Американская история любви. Рискнуть всем ради возможности быть вместе — страница 4 из 70

[41]. Но были и более необычные, запоминавшиеся надолго, пусть даже в этот час закрытые.

Гости Вашингтон-холла и других мест, проходившие близ угла Малберри и Второй улицы, запоминали чернокожего, который вылавливал из бочки с водой книгу. Когда его спрашивали, что он делает, тот отвечал, что ловит рыбу для хозяина, и направлял покупателей в ювелирный магазин. Вывеска рекламировала услуги Уильяма Джонстона, «уроженца Джорджии, гения-самоучки». Те, кто видел его, запоминали имя, и это было на руку Эллен – в путешествии она намеревалась назваться Уильямом Джонстоном (или Джонсоном)[42].

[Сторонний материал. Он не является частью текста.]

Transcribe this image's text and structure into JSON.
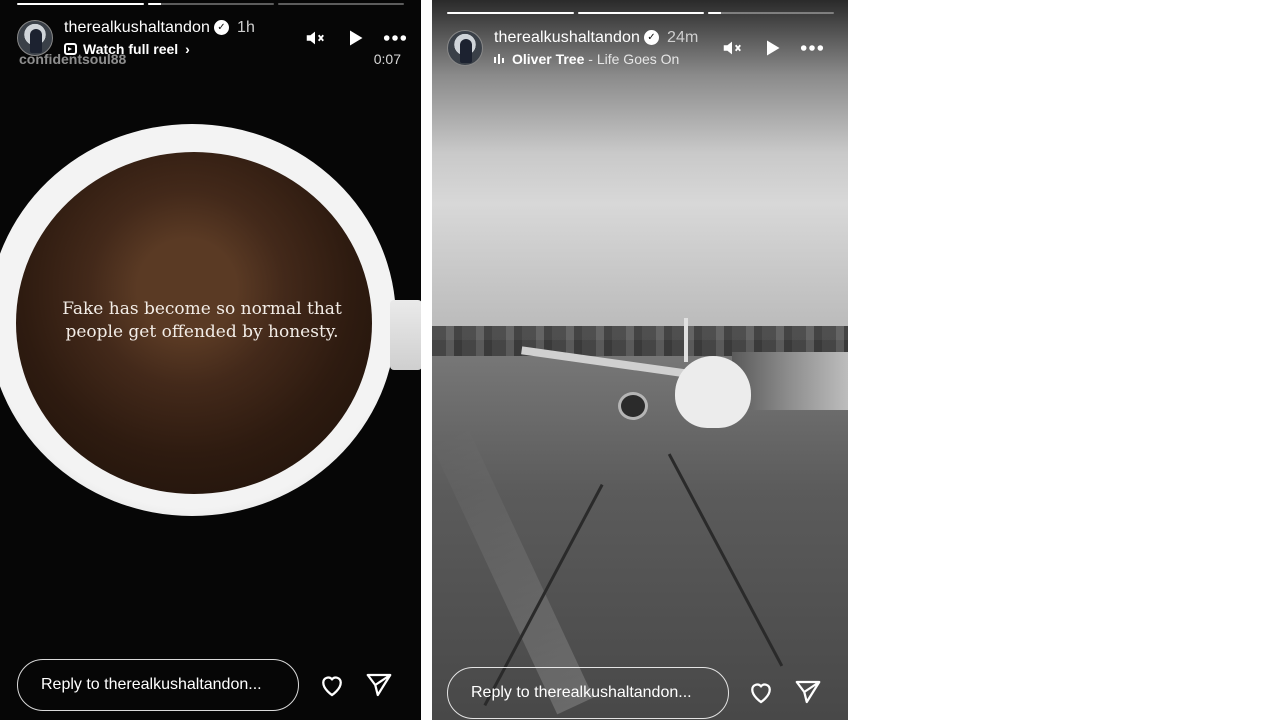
{
  "stories": [
    {
      "username": "therealkushaltandon",
      "time": "1h",
      "subline": "Watch full reel",
      "overlay_tag": "confidentsoul88",
      "duration": "0:07",
      "quote": "Fake has become so normal that people get offended by honesty.",
      "reply_placeholder": "Reply to therealkushaltandon...",
      "progress": [
        1.0,
        0.1,
        0.0
      ]
    },
    {
      "username": "therealkushaltandon",
      "time": "24m",
      "music_artist": "Oliver Tree",
      "music_song": "Life Goes On",
      "reply_placeholder": "Reply to therealkushaltandon...",
      "progress": [
        1.0,
        1.0,
        0.1
      ]
    }
  ],
  "separator": " - ",
  "icons": [
    "avatar",
    "verified-icon",
    "reel-icon",
    "chevron-right-icon",
    "mute-icon",
    "play-icon",
    "more-icon",
    "music-icon",
    "heart-icon",
    "send-icon"
  ]
}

Молодой мистер Джонсон неприметного статуса и в неприметной одежде направлялся к вокзалу. Эллен была знакома эта дорога: в качестве горничной она сопровождала хозяйку, неся сумки и пакеты или присматривая за детьми. Костюм был явно велик миниатюрной Эллен – жилет прикрывал бедра[43]. Когда она впервые примерила костюм, Уильям расстроился, однако Эллен отлично знала, что просторное пальто прекрасно скроет жилет. Главное, брюки сидели хорошо (иначе и быть не могло, ведь Эллен сшила их сама).

Новым ощущением для нее стала свобода от корсета – и мужские трусы. Как мы знаем, американские дамы обычно белья не носили. Некоторые состоятельные дамы порой носили трусы без ластовицы, чтобы иметь возможность без труда облегчиться – непростая задача, учитывая пышные платья и нижние юбки. Те, кто мог позволить себе подобную роскошь, носили под юбками своеобразные сосуды, напоминавшие соусники, куда можно было облегчиться, а затем отдать горничной, чтобы та вылила содержимое.

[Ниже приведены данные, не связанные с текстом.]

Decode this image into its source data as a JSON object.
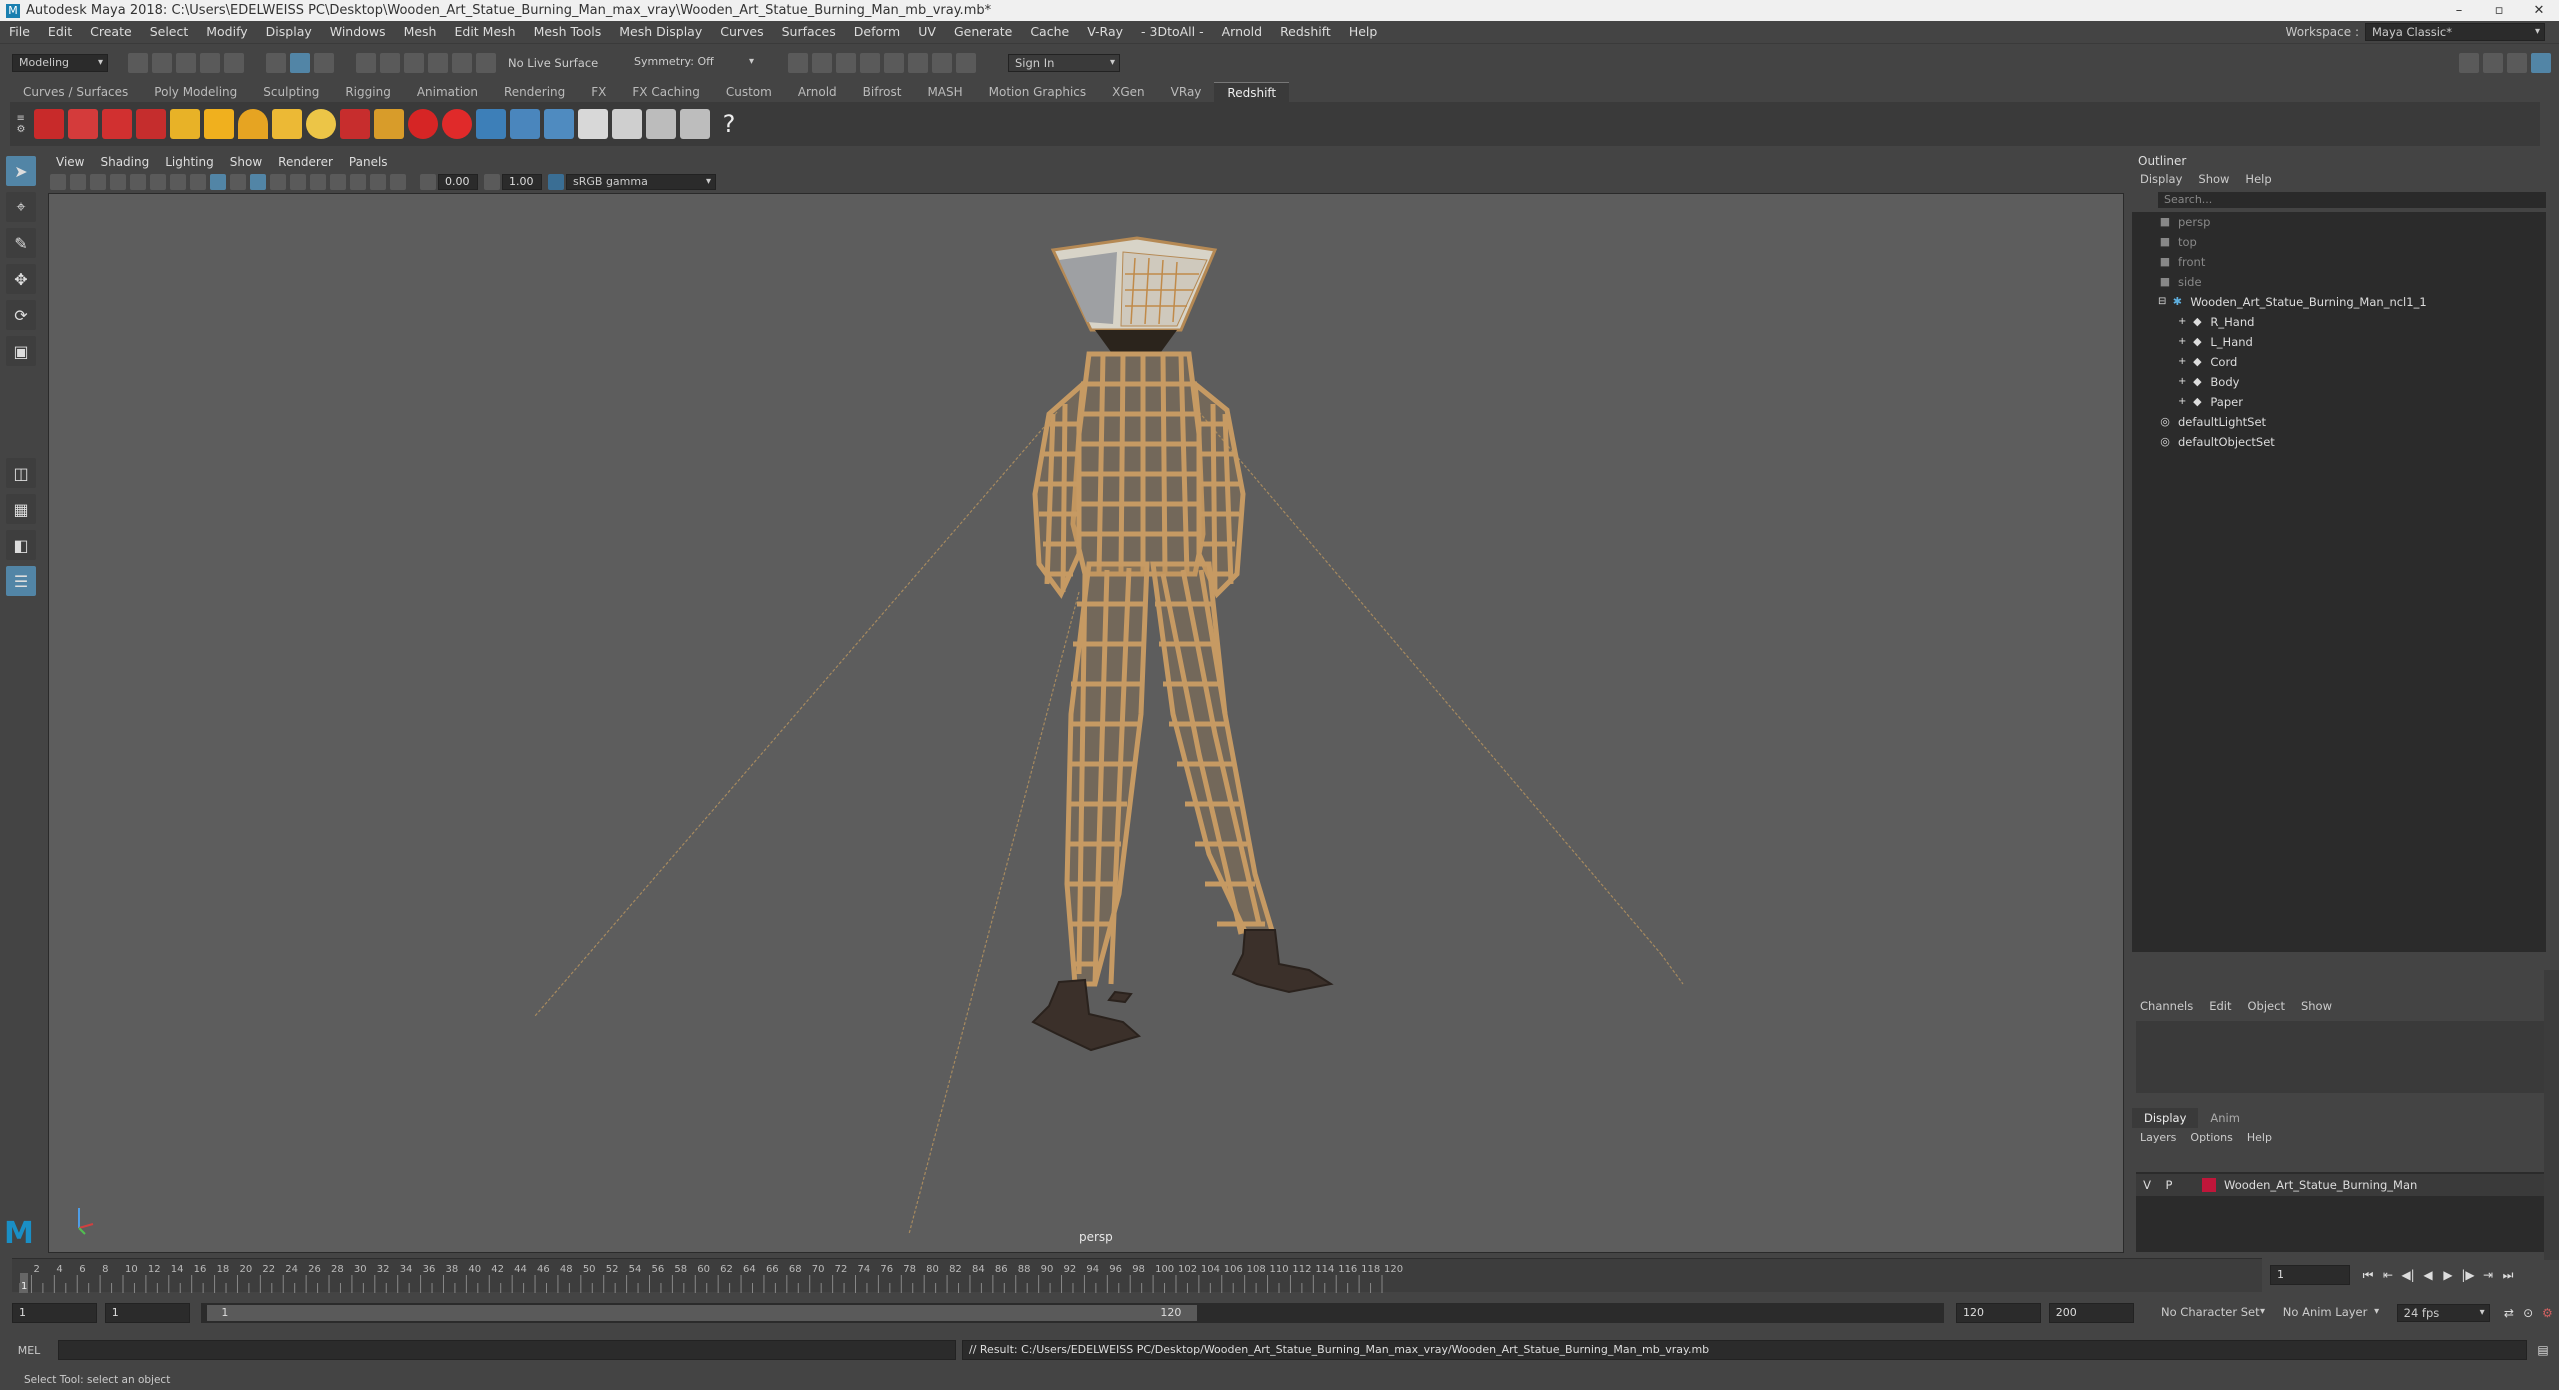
{
  "window": {
    "title": "Autodesk Maya 2018: C:\\Users\\EDELWEISS PC\\Desktop\\Wooden_Art_Statue_Burning_Man_max_vray\\Wooden_Art_Statue_Burning_Man_mb_vray.mb*",
    "minimize": "–",
    "maximize": "▫",
    "close": "✕"
  },
  "menubar": {
    "items": [
      "File",
      "Edit",
      "Create",
      "Select",
      "Modify",
      "Display",
      "Windows",
      "Mesh",
      "Edit Mesh",
      "Mesh Tools",
      "Mesh Display",
      "Curves",
      "Surfaces",
      "Deform",
      "UV",
      "Generate",
      "Cache",
      "V-Ray",
      "- 3DtoAll -",
      "Arnold",
      "Redshift",
      "Help"
    ],
    "workspace_label": "Workspace :",
    "workspace_value": "Maya Classic*"
  },
  "statusline": {
    "mode": "Modeling",
    "live_surface": "No Live Surface",
    "symmetry": "Symmetry: Off",
    "sign_in": "Sign In"
  },
  "shelf": {
    "tabs": [
      "Curves / Surfaces",
      "Poly Modeling",
      "Sculpting",
      "Rigging",
      "Animation",
      "Rendering",
      "FX",
      "FX Caching",
      "Custom",
      "Arnold",
      "Bifrost",
      "MASH",
      "Motion Graphics",
      "XGen",
      "VRay",
      "Redshift"
    ],
    "active_tab": "Redshift"
  },
  "viewport": {
    "menu": [
      "View",
      "Shading",
      "Lighting",
      "Show",
      "Renderer",
      "Panels"
    ],
    "exposure": "0.00",
    "gamma": "1.00",
    "color_space": "sRGB gamma",
    "camera": "persp"
  },
  "outliner": {
    "title": "Outliner",
    "menu": [
      "Display",
      "Show",
      "Help"
    ],
    "search_placeholder": "Search...",
    "items": [
      {
        "label": "persp",
        "depth": 0,
        "dim": true,
        "icon": "camera-icon"
      },
      {
        "label": "top",
        "depth": 0,
        "dim": true,
        "icon": "camera-icon"
      },
      {
        "label": "front",
        "depth": 0,
        "dim": true,
        "icon": "camera-icon"
      },
      {
        "label": "side",
        "depth": 0,
        "dim": true,
        "icon": "camera-icon"
      },
      {
        "label": "Wooden_Art_Statue_Burning_Man_ncl1_1",
        "depth": 0,
        "dim": false,
        "icon": "group-icon"
      },
      {
        "label": "R_Hand",
        "depth": 1,
        "dim": false,
        "icon": "mesh-icon"
      },
      {
        "label": "L_Hand",
        "depth": 1,
        "dim": false,
        "icon": "mesh-icon"
      },
      {
        "label": "Cord",
        "depth": 1,
        "dim": false,
        "icon": "mesh-icon"
      },
      {
        "label": "Body",
        "depth": 1,
        "dim": false,
        "icon": "mesh-icon"
      },
      {
        "label": "Paper",
        "depth": 1,
        "dim": false,
        "icon": "mesh-icon"
      },
      {
        "label": "defaultLightSet",
        "depth": 0,
        "dim": false,
        "icon": "set-icon"
      },
      {
        "label": "defaultObjectSet",
        "depth": 0,
        "dim": false,
        "icon": "set-icon"
      }
    ]
  },
  "channelbox": {
    "menu": [
      "Channels",
      "Edit",
      "Object",
      "Show"
    ]
  },
  "layers": {
    "tabs": [
      "Display",
      "Anim"
    ],
    "active_tab": "Display",
    "menu": [
      "Layers",
      "Options",
      "Help"
    ],
    "layer": {
      "v": "V",
      "p": "P",
      "name": "Wooden_Art_Statue_Burning_Man",
      "color": "#c0163a"
    }
  },
  "timeline": {
    "ticks": [
      "1",
      "2",
      "4",
      "6",
      "8",
      "10",
      "12",
      "14",
      "16",
      "18",
      "20",
      "22",
      "24",
      "26",
      "28",
      "30",
      "32",
      "34",
      "36",
      "38",
      "40",
      "42",
      "44",
      "46",
      "48",
      "50",
      "52",
      "54",
      "56",
      "58",
      "60",
      "62",
      "64",
      "66",
      "68",
      "70",
      "72",
      "74",
      "76",
      "78",
      "80",
      "82",
      "84",
      "86",
      "88",
      "90",
      "92",
      "94",
      "96",
      "98",
      "100",
      "102",
      "104",
      "106",
      "108",
      "110",
      "112",
      "114",
      "116",
      "118",
      "120"
    ],
    "current_frame": "1"
  },
  "range": {
    "start": "1",
    "playback_start": "1",
    "slider_start": "1",
    "slider_end": "120",
    "playback_end": "120",
    "end": "200",
    "character_set": "No Character Set",
    "anim_layer": "No Anim Layer",
    "fps": "24 fps"
  },
  "commandline": {
    "lang": "MEL",
    "result": "// Result: C:/Users/EDELWEISS PC/Desktop/Wooden_Art_Statue_Burning_Man_max_vray/Wooden_Art_Statue_Burning_Man_mb_vray.mb"
  },
  "helpline": "Select Tool: select an object",
  "colors": {
    "accent": "#5285a6",
    "wood": "#c69a63",
    "layer": "#c0163a"
  }
}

Отсутствие юбок, легкость прически, не скованный корсетом торс, бинты на груди – ощущения странные, несмотря на предварительные тренировки. Как специалист по одежде, она отлично осознавала проблемы: костюм на ней сидел плохо. Хотя ей было жарко, снимать пальто нельзя, чтобы не показать абсурдно длинный и широкий жилет. Принять ее за стильно одетого мужчину можно было лишь издали.

Однако Эллен могла рассчитывать на другие сигналы костюма, демонстрирующие статус: сапоги из телячьей кожи со шпорами повышали положение, показывая, что молодой человек ездит верхом и имеет лошадей настолько стремительных и диких, что требуются шпоры, чтобы справиться с ними. Они говорили о готовности к движению, несмотря на все слабости. А еще показывали, что человек готов использовать силу и причинять боль другим, если необходимо.

Никто не помешал Эллен в пути. Она приблизилась к площади суда и направилась к мосту. Вслед за конниками, повозками и пешеходами преодолела мост и прошла мимо магазинов и отелей восточной части города, как и Уильям. Ей предстояло решающее испытание – реальная покупка. Держа правую руку на перевязи и прищурившись, она направилась к кассе купить билеты.

Вокзал[44]

Уильям ждал в вагоне для негров, расположенном прямо за паровозом. Сюда залетали искры и вонючий дым. Вагон более напоминал товарный, чем пассажирский. Здесь перевозили не только рабов, но и багаж. Кто-то, как и Уильям, сопровождал хозяев, других перевозили для продажи.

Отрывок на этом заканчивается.